Ford v Ferrari (directed by James Mangold) is the encaptivating tale of the 24 hours of Le Mans in 1966. American car designer Caroll Shelby (Matt Damon) and his creative team of engineers, mechanics, and drivers, one of which included Ken Miles (Christian Bale), faced off against the reigning champions Ferrari to develop a revolutionary automobile capable of winning this coveted title.
The key message of this movie was how bureaucracy, red-tape, and workplace politics negatively influences the creativity of individuals. Mangold did an outstanding job to convey this message from start to finish, and for that I give him two thumbs up. As a racing enthusiast, I also found it refreshing to watch a mainstream Hollywood film that does this sport justice; other stellar examples include Rush.
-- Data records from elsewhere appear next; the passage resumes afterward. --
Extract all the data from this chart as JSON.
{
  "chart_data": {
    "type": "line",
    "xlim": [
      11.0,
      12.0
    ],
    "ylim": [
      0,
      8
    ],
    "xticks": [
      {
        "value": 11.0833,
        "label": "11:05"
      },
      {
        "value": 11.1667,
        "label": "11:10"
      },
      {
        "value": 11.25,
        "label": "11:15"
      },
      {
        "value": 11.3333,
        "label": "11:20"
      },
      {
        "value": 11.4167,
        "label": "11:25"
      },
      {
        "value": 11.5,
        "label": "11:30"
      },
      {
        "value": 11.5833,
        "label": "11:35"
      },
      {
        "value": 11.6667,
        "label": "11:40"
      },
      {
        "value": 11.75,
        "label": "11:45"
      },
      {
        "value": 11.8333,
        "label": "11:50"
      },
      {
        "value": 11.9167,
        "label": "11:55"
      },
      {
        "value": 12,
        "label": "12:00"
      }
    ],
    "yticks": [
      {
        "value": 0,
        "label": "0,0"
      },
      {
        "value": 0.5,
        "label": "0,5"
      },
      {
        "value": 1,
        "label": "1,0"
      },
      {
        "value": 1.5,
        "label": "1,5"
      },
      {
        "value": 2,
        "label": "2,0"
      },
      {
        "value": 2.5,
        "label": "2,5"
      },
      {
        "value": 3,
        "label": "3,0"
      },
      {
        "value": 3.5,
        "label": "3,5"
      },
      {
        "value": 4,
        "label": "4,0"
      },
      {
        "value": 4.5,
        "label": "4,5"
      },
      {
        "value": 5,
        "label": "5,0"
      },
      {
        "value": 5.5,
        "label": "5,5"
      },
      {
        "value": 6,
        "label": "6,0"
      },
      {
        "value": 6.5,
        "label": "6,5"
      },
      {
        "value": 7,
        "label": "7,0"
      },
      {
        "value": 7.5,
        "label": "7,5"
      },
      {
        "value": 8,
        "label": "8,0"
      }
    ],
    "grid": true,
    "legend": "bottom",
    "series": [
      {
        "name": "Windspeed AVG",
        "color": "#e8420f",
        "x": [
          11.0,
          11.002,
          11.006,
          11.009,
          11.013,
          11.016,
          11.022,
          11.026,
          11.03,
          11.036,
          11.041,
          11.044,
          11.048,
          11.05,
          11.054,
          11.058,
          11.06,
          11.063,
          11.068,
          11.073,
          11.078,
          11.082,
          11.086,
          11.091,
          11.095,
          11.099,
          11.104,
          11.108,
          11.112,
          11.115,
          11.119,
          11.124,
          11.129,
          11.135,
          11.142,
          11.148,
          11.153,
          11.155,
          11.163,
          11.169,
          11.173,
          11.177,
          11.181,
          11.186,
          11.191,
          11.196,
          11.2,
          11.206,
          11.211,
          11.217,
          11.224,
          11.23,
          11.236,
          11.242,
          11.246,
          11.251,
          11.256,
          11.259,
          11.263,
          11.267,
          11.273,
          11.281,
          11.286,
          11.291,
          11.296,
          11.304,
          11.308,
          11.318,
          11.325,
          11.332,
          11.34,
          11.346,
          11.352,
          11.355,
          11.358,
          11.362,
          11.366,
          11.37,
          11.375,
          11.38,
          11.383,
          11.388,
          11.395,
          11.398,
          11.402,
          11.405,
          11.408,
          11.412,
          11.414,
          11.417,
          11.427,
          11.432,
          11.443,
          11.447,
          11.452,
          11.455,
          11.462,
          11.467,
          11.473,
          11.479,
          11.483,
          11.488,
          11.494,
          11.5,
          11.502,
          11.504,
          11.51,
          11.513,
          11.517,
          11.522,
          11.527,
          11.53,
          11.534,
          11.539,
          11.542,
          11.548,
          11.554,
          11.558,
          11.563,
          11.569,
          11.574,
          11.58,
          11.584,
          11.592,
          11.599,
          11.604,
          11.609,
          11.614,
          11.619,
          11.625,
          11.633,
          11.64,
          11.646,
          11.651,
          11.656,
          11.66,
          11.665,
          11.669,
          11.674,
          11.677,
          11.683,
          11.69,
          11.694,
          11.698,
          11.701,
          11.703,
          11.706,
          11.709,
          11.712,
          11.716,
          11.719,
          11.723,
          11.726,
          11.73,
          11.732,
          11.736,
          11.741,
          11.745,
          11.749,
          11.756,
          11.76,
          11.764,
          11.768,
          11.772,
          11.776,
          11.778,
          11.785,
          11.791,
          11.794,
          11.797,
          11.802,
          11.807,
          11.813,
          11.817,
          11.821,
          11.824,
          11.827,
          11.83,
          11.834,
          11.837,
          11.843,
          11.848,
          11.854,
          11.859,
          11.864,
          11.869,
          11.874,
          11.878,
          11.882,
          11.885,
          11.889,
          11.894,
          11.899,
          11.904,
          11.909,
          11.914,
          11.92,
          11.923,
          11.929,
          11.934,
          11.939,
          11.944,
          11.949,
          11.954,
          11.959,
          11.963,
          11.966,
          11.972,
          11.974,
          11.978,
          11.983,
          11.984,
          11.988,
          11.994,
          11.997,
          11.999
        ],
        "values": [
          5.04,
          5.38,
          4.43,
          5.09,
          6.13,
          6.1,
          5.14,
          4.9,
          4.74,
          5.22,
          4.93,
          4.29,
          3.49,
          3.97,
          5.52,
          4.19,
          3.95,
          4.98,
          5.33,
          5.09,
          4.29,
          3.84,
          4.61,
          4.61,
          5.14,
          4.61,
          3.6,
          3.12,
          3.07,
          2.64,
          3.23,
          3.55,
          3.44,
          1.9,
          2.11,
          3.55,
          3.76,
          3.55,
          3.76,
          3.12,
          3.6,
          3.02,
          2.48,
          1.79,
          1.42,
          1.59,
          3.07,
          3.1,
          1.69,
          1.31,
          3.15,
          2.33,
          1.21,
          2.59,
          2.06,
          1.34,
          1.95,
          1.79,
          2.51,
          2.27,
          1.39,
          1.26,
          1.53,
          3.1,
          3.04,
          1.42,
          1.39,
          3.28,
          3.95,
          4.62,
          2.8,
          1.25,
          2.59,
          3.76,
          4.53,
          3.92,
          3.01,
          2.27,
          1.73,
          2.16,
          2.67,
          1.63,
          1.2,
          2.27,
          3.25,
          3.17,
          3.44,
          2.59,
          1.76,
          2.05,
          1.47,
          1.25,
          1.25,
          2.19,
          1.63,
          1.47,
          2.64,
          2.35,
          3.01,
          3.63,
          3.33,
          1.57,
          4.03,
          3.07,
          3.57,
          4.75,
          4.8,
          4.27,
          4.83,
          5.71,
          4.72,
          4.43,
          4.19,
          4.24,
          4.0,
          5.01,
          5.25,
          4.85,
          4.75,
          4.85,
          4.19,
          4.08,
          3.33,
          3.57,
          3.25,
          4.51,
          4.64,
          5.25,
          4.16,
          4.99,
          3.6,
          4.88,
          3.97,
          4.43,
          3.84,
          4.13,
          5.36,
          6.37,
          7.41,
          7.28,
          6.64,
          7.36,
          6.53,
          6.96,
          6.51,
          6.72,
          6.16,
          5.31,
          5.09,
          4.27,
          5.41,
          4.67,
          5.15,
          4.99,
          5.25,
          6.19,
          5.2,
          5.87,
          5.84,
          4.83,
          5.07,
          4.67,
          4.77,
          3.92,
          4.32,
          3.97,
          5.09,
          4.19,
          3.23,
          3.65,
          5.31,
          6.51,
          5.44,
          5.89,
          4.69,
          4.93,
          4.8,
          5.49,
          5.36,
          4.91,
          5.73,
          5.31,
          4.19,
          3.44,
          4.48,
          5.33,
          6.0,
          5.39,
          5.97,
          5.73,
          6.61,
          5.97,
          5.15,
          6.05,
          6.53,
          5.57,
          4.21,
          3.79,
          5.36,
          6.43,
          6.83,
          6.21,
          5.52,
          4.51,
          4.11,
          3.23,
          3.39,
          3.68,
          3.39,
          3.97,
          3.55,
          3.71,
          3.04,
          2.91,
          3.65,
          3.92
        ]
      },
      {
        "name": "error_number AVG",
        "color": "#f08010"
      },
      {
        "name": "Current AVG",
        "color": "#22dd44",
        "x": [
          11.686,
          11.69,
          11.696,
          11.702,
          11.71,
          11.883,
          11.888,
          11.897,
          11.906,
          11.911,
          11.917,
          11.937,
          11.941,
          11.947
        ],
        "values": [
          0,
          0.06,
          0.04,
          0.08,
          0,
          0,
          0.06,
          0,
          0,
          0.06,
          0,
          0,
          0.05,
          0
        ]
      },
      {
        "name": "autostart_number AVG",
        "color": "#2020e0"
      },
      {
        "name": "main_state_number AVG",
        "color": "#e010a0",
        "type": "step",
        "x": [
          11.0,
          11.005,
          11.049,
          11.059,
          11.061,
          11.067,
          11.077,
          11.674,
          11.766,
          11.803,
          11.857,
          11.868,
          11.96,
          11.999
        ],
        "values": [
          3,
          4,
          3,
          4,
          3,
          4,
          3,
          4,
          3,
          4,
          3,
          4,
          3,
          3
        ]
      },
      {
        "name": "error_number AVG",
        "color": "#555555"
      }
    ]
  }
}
I quite enjoyed how the set design, music and cinematography of this movie matched the time period it was set in. The camera-work was also excellent, particularly the use of tracking shots coupled with an adequate dose of CGI to capture what cars looked and sounded like in the 1960s. The performances of the cast, though not “oscar-worthy”, were serviceable.
On the flip-side, this is a two and a half hour movie. Not that that’s a negative, but it did mean that the film took its sweet time to get revved up. The more interesting aspects of the movie were the testing and racing scenes of the cars, rather than the interpersonal relationships that the film attempts to explore. There were also a few side plots, that I didn’t find myself too interested in; one of which included the relationship between Ken Miles and his family. I feel like the movie could’ve instead spent more of its runtime on the actual technicalities and design process of the automobile developed by Shelby and his team.
In summary, this film has been on my watch-list for a while and I am so glad that I finally got around to watching it. The merits of Ford v Ferrari are its authenticity, themes, and camerawork. The movie could’ve bettered itself by modifying its runtime to focus more on the actual design process of the beastly automobiles it showcases, rather than on semi-elaborated side plots.